Figure 6.. Lineage tracing reveals Tle3 deficiency promotes T_CM cell formation at all response stages.

a–b. Tle3-deficient T_EM cells are actively converted to T_CM cells. In Gzmb-Cre-mediated Tle3 ablation (Fig. 1), T_CM and T_EM cells were sort-purified on 14 dpi (a) or ≥30 dpi (b) (left columns) and adoptively transferred into infection-matched CD45-disparate recipients (3×10⁵ T_CM or 5×10⁵ T_EM cells/recipient), followed by detection of CD62L⁺ T_CM cells after 20 days (right columns). c. Tle3-deficient T_EFF cells give rise to T_CM cells. In Gzmb-Cre-mediated Tle3 ablation (Fig. 1), T_EFF and T_MP cells were sort-purified on 8 dpi (left columns) and adoptively transferred into infection-matched CD45-disparate recipients (1.5×10⁶ T_EFF and 3×10⁵ T_MP cells/recipients), followed by detection of CD62L⁺ T_CM cells after 15 days (right two columns). d. Experimental design for assessing the impact of induced Tle3 ablation, where CreER⁺Tle3^+/+ and CreER⁺Tle3^FL/FL P14 cells were used as donor cells (5×10⁴ cells/recipient). The recipients were treated with Tamoxifen on 6 and 7 dpi to achieve Tle3 ablation at the effector phase, and treated again on 21 dpi to sustain Tle3 deletion. e. Detection of T_CM cells in recipient spleens at ≥28 days after induced Tle3 deletion at the effector phase. All contour plots are representative data from ≥2 experiments, and cumulative data on T_CM cell frequency and numbers are means ± s.d. **, p<0.01; ***, p<0.001 by Student’s t-test.

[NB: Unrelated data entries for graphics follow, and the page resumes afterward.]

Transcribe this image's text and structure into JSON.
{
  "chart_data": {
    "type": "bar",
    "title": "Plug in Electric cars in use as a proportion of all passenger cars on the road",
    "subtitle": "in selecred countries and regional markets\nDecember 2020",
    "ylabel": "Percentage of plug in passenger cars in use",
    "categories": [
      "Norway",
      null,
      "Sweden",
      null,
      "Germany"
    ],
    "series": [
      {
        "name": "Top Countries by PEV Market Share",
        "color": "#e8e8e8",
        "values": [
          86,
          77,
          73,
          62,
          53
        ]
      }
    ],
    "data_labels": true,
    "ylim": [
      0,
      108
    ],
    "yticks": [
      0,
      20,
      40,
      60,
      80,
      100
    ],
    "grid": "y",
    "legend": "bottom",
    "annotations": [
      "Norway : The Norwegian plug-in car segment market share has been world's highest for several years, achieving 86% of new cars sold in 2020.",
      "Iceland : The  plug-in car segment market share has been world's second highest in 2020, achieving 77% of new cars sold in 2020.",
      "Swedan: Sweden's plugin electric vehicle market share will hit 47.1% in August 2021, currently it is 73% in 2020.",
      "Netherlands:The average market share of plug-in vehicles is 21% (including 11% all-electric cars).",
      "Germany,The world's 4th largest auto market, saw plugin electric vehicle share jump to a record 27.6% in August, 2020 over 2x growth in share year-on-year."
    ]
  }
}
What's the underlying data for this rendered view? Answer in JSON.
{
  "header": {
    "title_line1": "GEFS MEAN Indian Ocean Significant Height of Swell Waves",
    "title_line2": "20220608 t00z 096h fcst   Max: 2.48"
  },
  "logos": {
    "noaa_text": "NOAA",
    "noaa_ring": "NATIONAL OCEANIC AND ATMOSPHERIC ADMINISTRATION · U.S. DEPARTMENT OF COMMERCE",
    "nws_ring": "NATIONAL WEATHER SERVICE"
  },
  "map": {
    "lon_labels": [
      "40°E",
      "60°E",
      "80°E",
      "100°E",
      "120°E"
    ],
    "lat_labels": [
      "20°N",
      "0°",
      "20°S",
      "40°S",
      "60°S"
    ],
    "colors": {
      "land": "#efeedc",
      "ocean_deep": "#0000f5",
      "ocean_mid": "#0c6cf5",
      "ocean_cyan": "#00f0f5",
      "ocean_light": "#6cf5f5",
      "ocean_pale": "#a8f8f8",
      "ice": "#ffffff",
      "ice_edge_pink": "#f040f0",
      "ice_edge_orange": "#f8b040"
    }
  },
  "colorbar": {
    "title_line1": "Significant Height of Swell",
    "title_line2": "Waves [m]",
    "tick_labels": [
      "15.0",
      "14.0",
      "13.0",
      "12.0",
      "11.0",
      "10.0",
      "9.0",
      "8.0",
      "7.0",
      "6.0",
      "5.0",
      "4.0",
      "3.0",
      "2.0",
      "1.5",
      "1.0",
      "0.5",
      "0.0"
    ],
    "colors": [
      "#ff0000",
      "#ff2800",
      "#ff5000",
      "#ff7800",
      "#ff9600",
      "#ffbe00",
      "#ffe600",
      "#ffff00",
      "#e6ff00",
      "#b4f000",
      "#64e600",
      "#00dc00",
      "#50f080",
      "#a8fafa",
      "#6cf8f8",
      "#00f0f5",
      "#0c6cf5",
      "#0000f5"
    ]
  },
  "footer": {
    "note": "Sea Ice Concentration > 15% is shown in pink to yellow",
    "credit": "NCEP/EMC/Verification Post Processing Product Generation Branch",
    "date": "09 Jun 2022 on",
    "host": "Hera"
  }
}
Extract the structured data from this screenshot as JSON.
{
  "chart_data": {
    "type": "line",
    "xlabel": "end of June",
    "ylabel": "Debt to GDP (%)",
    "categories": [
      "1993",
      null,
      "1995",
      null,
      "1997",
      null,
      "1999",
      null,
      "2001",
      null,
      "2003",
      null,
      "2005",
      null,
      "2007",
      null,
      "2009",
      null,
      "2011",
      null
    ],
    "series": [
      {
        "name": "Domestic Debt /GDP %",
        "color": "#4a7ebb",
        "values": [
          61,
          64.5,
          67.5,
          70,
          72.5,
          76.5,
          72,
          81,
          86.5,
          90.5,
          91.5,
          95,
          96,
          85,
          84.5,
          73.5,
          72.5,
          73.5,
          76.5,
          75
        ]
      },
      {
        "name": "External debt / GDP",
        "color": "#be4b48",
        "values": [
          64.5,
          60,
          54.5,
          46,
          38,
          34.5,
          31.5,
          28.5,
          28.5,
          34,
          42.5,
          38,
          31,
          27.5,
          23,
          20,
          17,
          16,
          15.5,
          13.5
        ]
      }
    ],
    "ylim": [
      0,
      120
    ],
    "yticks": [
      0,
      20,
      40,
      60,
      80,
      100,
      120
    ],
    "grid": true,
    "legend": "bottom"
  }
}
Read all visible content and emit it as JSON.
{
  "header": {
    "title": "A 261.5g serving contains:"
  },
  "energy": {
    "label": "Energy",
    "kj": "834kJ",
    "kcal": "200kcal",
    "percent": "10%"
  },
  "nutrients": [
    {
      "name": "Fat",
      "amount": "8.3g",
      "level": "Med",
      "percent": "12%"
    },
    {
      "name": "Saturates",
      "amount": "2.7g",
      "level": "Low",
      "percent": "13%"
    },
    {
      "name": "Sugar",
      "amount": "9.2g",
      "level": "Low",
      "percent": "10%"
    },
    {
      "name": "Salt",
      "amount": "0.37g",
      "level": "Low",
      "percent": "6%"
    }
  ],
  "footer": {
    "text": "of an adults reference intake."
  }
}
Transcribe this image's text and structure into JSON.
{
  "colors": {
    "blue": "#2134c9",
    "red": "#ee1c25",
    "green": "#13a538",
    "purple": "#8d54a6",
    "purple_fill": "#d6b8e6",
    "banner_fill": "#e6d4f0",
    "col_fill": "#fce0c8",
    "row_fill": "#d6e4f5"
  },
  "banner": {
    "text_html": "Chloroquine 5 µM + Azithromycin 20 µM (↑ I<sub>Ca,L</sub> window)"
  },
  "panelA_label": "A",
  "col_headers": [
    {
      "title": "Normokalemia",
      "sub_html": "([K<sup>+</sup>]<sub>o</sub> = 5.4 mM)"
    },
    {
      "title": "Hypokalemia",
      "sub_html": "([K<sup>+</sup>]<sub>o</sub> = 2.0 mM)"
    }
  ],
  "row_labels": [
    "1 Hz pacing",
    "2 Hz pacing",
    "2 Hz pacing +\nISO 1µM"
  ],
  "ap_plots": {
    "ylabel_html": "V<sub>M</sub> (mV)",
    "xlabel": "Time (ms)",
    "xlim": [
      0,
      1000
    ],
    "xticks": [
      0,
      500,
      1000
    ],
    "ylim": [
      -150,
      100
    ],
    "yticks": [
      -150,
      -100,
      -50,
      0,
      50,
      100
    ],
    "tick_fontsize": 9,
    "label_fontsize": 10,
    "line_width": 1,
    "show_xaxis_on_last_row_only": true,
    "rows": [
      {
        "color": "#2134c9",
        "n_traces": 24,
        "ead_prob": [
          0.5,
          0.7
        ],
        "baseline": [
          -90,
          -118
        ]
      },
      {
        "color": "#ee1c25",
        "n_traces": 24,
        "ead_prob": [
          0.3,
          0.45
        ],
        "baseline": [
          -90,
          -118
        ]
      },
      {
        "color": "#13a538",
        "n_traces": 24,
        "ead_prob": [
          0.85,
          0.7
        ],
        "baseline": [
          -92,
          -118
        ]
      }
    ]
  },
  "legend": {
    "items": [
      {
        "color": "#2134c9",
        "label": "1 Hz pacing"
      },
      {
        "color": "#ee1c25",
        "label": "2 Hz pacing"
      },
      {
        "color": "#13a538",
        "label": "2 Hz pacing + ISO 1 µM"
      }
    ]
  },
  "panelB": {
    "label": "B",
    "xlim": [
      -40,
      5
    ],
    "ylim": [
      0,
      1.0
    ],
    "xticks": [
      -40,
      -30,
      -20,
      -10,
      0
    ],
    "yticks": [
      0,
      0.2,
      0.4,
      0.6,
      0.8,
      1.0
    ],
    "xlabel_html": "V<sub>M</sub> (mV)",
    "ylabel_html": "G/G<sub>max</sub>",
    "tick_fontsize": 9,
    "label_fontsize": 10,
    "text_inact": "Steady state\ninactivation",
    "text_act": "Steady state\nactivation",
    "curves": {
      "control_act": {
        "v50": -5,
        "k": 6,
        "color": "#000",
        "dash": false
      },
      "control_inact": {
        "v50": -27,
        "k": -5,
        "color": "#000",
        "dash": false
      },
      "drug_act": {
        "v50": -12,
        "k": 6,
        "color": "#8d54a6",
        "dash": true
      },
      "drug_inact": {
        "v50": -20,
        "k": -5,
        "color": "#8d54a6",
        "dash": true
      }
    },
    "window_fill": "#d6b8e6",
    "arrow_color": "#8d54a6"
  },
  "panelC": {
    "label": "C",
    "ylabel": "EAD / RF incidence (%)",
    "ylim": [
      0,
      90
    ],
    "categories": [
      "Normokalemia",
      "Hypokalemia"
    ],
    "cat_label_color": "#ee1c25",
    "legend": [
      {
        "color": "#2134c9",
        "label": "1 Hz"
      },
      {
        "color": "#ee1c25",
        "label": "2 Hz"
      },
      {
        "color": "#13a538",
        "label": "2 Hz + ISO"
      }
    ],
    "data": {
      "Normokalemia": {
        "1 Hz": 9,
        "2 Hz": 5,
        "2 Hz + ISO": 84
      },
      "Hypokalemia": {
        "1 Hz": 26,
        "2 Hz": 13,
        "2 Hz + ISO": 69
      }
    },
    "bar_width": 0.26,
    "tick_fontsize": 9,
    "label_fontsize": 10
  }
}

Figure 7.. Induced Tle3 deletion in ‘established’ T_EM cells promotes T_CM formation while sustaining its functionality.

a. Volcano plot showing DEGs between WT and Tle3^ΔCreER T_EM cells after ex vivo treatment with 4-OHT for 48 hrs, by the criteria of ≥1.5-fold expression changes and FDR<0.05. Values denote DEG numbers, and selected differentially expressed T_CM and T_EM signature genes are marked in red and blue, respectively. b–c. Enrichment plots of T_EM (b) and T_CM (c) signature gene sets (defined in Fig. 3b) in comparison of Tle3^ΔCreER vs. WT T_EM cell transcriptomes with GSEA. In b, 37 of 90 T_EM signature genes are in the leading-edge showing enrichment in WT T_EM cells. In c, 82 of 181 T_CM signature genes are in the leading edge showing enrichment in Tle3^ΔCreER T_EM cells. Top 20 enriched genes are shown in heatmaps for each gene set, with those in red denoting overlap with corresponding top 20 enriched genes in Fig. 3d and 3e, respectively. d. Volcano plot showing differential ChrAcc sites between WT and Tle3^ΔCreER T_EM cells after ex vivo treatment with 4-OHT for 48 hrs, by the criteria of ≥1.5-fold ChrAcc changes and FDR<0.05, with values denoting site numbers. e. Distribution of T_CM and T_EM signature ChrAcc sites in overlapping differential ChrAcc sites in Tle3^ΔCreER vs. WT T_EM cell comparison, with values in the plot denoting site numbers. f. ChrAcc tracks at the T_EM- (top) and T_CM-characteristic genes (bottom) in WT and Tle3^ΔCreER T_EM cells. Blue open bars denote more ‘closed’ sites, and red bars denote more ‘open’ sites in Tle3^ΔCreER compared to WT T_EM cells. g. Acute deletion of Tle3 in ‘established’ T_EM cells promotes generation of T_CM cells. WT and Tle3^ΔCreER T_EM cells were sort-purified from immune mice at 48 hrs after initial tamoxifen treatment and transferred into new hosts (5×10⁵ T_EM cells/recipient), followed by detection of CD62L⁺ T_CM cells after 14 days. h–k. Recall capacity is sustained in Tle3-deficient T_CM cells. WT and Tle3^ΔCreER T_CM cells were sort-purified from immune mice at 14 days after initial tamoxifen treatment and transferred into Rag1^−/− recipients (2×10⁴ T_CM cells/recipient), followed by LM-GP33 infection. Three days after infection, the recipient spleens were harvested for analyses of T_CM-derived secondary (2°) effectors, including cell numbers (h), IFN-γ-producing fraction (i), and granzyme B expression (j). Also analyzed were recipient livers for colony-forming units (CFUs, k). Data are representative from one of two independent experiments.